Oil prices suffered their worst day since 1991 on Monday after Saudi Arabia shocked the market by launching a price war against onetime ally Russia. US oil prices dropped as much as 34%, ending at a four-year low of $27.34 a barrel.

7:17 a.m. ET, March 10, 2020

Australian stock exchange has its best day in more than 3 years

Australia's S&P/ASX 200 closed up 3.1%, the index's best day since November 2016. The strong showing saved the index from entering into a bear market, defined as a 20% drop below a recent high.

Hong Kong's Hang Seng Index (HSIclosed up roughly 1.5%, while China's Shanghai Composite (SHCOMPwas up 1.8%.

Japan's Nikkei 225 (N225increased 0.9%. The Japanese government is expected to announce more emergency measures to support families and small businesses hurt by the coronavirus outbreak.

6:54 a.m.

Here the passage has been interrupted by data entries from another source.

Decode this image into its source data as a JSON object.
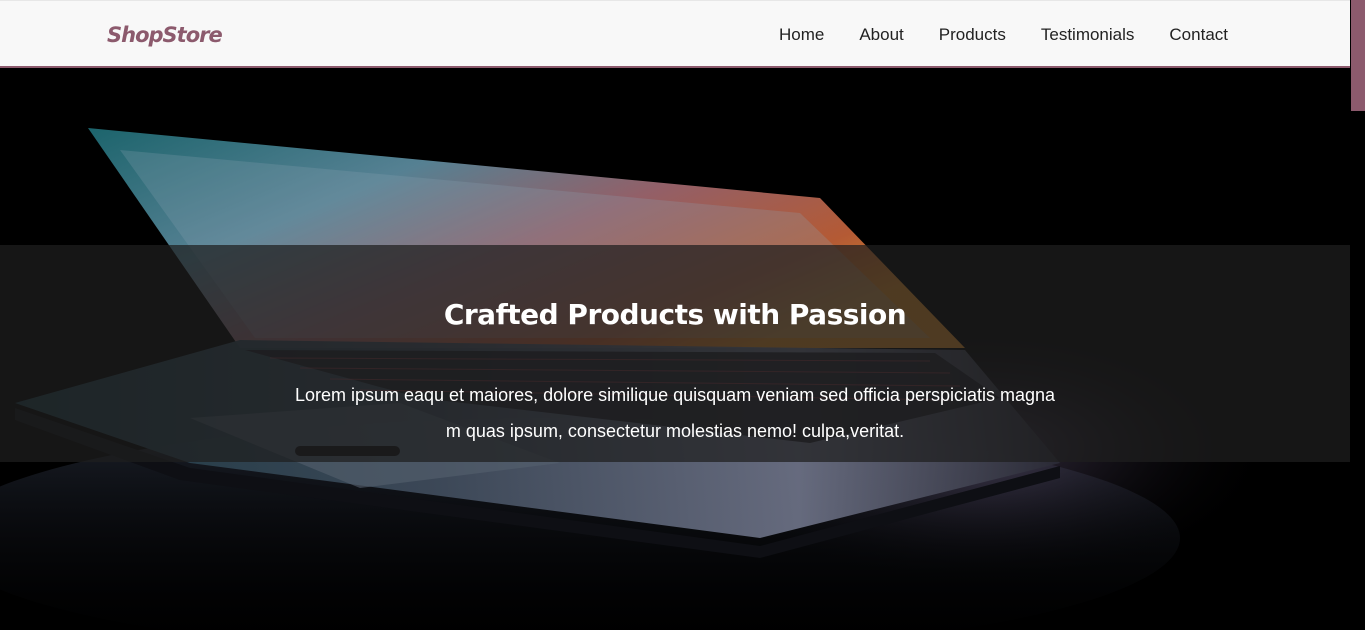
{
  "brand": {
    "name": "ShopStore"
  },
  "nav": {
    "items": [
      {
        "label": "Home"
      },
      {
        "label": "About"
      },
      {
        "label": "Products"
      },
      {
        "label": "Testimonials"
      },
      {
        "label": "Contact"
      }
    ]
  },
  "hero": {
    "title": "Crafted Products with Passion",
    "text": "Lorem ipsum eaqu et maiores, dolore similique quisquam veniam sed officia perspiciatis magna m quas ipsum, consectetur molestias nemo! culpa,veritat.",
    "image": "laptop-photo"
  },
  "colors": {
    "accent": "#8c5a6d",
    "navbar_bg": "#f8f8f8",
    "nav_text": "#222222",
    "hero_overlay": "rgba(30,30,30,0.72)"
  }
}
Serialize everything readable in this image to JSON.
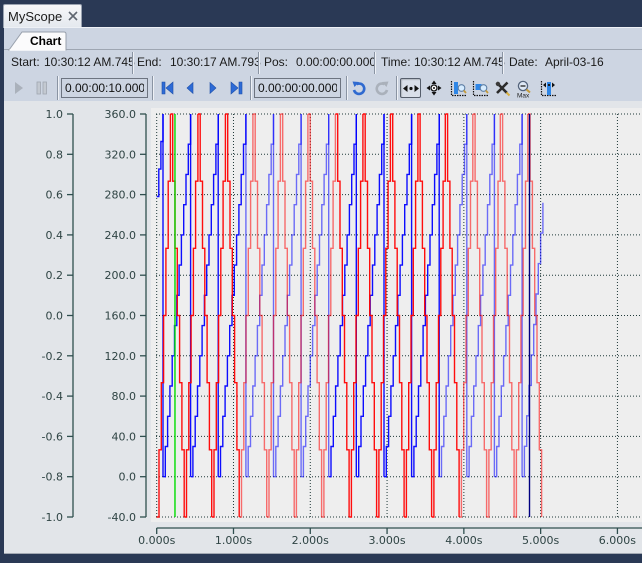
{
  "window": {
    "tab_title": "MyScope",
    "close_icon": "close-icon"
  },
  "tabs": [
    {
      "label": "Chart",
      "active": true
    }
  ],
  "status": {
    "items": [
      {
        "label": "Start:",
        "value": "10:30:12 AM.745"
      },
      {
        "label": "End:",
        "value": "10:30:17 AM.793"
      },
      {
        "label": "Pos:",
        "value": "0.00:00:00.000"
      },
      {
        "label": "Time:",
        "value": "10:30:12 AM.745"
      },
      {
        "label": "Date:",
        "value": "April-03-16"
      }
    ]
  },
  "toolbar": {
    "duration_field": "0.00:00:10.000",
    "position_field": "0.00:00:00.000",
    "buttons": [
      {
        "icon": "play-icon",
        "state": "disabled"
      },
      {
        "icon": "pause-icon",
        "state": "disabled"
      },
      {
        "icon": "skip-to-start-icon",
        "state": "enabled"
      },
      {
        "icon": "step-back-icon",
        "state": "enabled"
      },
      {
        "icon": "step-forward-icon",
        "state": "enabled"
      },
      {
        "icon": "skip-to-end-icon",
        "state": "enabled"
      },
      {
        "icon": "undo-icon",
        "state": "enabled"
      },
      {
        "icon": "redo-icon",
        "state": "disabled"
      },
      {
        "icon": "pan-x-icon",
        "state": "pressed"
      },
      {
        "icon": "move-icon",
        "state": "enabled"
      },
      {
        "icon": "zoom-x-icon",
        "state": "enabled"
      },
      {
        "icon": "zoom-xy-icon",
        "state": "enabled"
      },
      {
        "icon": "no-zoom-icon",
        "state": "enabled"
      },
      {
        "icon": "zoom-max-icon",
        "state": "enabled"
      },
      {
        "icon": "fit-view-icon",
        "state": "enabled"
      }
    ]
  },
  "chart_data": {
    "type": "line",
    "title": "",
    "xlabel": "",
    "ylabel": "",
    "grid": true,
    "legend": "none",
    "x_axis": {
      "min": 0,
      "max": 6.32,
      "ticks": [
        0,
        1,
        2,
        3,
        4,
        5,
        6
      ],
      "tick_labels": [
        "0.000s",
        "1.000s",
        "2.000s",
        "3.000s",
        "4.000s",
        "5.000s",
        "6.000s"
      ]
    },
    "y_axes": [
      {
        "min": -1,
        "max": 1,
        "ticks": [
          1.0,
          0.8,
          0.6,
          0.4,
          0.2,
          0.0,
          -0.2,
          -0.4,
          -0.6,
          -0.8,
          -1.0
        ],
        "tick_labels": [
          "1.0",
          "0.8",
          "0.6",
          "0.4",
          "0.2",
          "0.0",
          "-0.2",
          "-0.4",
          "-0.6",
          "-0.8",
          "-1.0"
        ]
      },
      {
        "min": -40,
        "max": 360,
        "ticks": [
          360,
          320,
          280,
          240,
          200,
          160,
          120,
          80,
          40,
          0,
          -40
        ],
        "tick_labels": [
          "360.0",
          "320.0",
          "280.0",
          "240.0",
          "200.0",
          "160.0",
          "120.0",
          "80.0",
          "40.0",
          "0.0",
          "-40.0"
        ]
      }
    ],
    "series": [
      {
        "color": "#0000ff",
        "y_axis": 1,
        "shape": "sawtooth",
        "points": [
          [
            0,
            278
          ],
          [
            0.082,
            360
          ],
          [
            0.082,
            0
          ],
          [
            0.442,
            360
          ],
          [
            0.442,
            0
          ],
          [
            0.801,
            360
          ],
          [
            0.801,
            0
          ],
          [
            1.161,
            360
          ],
          [
            1.161,
            0
          ],
          [
            1.521,
            360
          ],
          [
            1.521,
            0
          ],
          [
            1.881,
            360
          ],
          [
            1.881,
            0
          ],
          [
            2.24,
            360
          ],
          [
            2.24,
            0
          ],
          [
            2.6,
            360
          ],
          [
            2.6,
            0
          ],
          [
            2.96,
            360
          ],
          [
            2.96,
            0
          ],
          [
            3.319,
            360
          ],
          [
            3.319,
            0
          ],
          [
            3.679,
            360
          ],
          [
            3.679,
            0
          ],
          [
            4.039,
            360
          ],
          [
            4.039,
            0
          ],
          [
            4.398,
            360
          ],
          [
            4.398,
            0
          ],
          [
            4.758,
            360
          ],
          [
            4.758,
            0
          ],
          [
            5.03,
            272
          ]
        ]
      },
      {
        "color": "#ff0000",
        "y_axis": 1,
        "shape": "triangle",
        "points": [
          [
            0,
            -40
          ],
          [
            0.179,
            360
          ],
          [
            0.358,
            -40
          ],
          [
            0.537,
            360
          ],
          [
            0.716,
            -40
          ],
          [
            0.895,
            360
          ],
          [
            1.074,
            -40
          ],
          [
            1.253,
            360
          ],
          [
            1.432,
            -40
          ],
          [
            1.611,
            360
          ],
          [
            1.79,
            -40
          ],
          [
            1.969,
            360
          ],
          [
            2.148,
            -40
          ],
          [
            2.327,
            360
          ],
          [
            2.506,
            -40
          ],
          [
            2.685,
            360
          ],
          [
            2.864,
            -40
          ],
          [
            3.043,
            360
          ],
          [
            3.222,
            -40
          ],
          [
            3.401,
            360
          ],
          [
            3.58,
            -40
          ],
          [
            3.759,
            360
          ],
          [
            3.938,
            -40
          ],
          [
            4.117,
            360
          ],
          [
            4.296,
            -40
          ],
          [
            4.475,
            360
          ],
          [
            4.654,
            -40
          ],
          [
            4.833,
            360
          ],
          [
            5.012,
            -40
          ]
        ]
      }
    ],
    "cursors": [
      {
        "color": "#00dd00",
        "x": 0.238
      },
      {
        "color": "#000080",
        "x": 4.855
      }
    ]
  }
}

ET, March 10, 2020

Qantas cuts almost a quarter of all flights

From CNN Business' Michelle Toh

Qantas has announced sweeping cost-cutting measures in light of the worsening novel coronavirus crisis, including slashing almost a quarter of all flights for the next six months and significantly reducing executive pay.

For the rest of this fiscal year, CEO Alan Joyce will forgo a salary, according to the Australian flagship carrier. Qantas (QABSY) Chairman Richard Goyder will stop taking management fees, and the executive leadership team will take a 30% pay cut.

The bulk of the cancellations will take place in Asia, where the virus outbreak originated. Flights in the region have been reduced by 31%. The airline will also lower capacity in the United States and the United Kingdom.

Read more here.

6:56 a.m. ET, March 10, 2020

Apple sales are getting battered in China. But analysts predict a quick recovery

From CNN Business' Sherisse Pham

Apple's iPhone sales in China were decimated last month as the novel coronavirus outbreak slashed demand for smartphones. But analysts predict a big recovery is just a few months away.

Apple (AAPLsold fewer than 500,000 iPhones in China in February, according to government data released this week, a plunge of more than 60% compared to the same month last year.

The drop undercut progress the company had been making in its bid to close the gap with Chinese rivals. Sales for the iPhone jumped in December, propelling Apple's stock to a record high on Wall Street earlier this year.

The coronavirus outbreak slowed Apple's momentum, but it handicapped domestic rivals, too. Overall smartphone sales in China fell 55% in February to 6.3 million compared to the same period last year. Analysts say everyone will be competing to make up for lost sales later this year.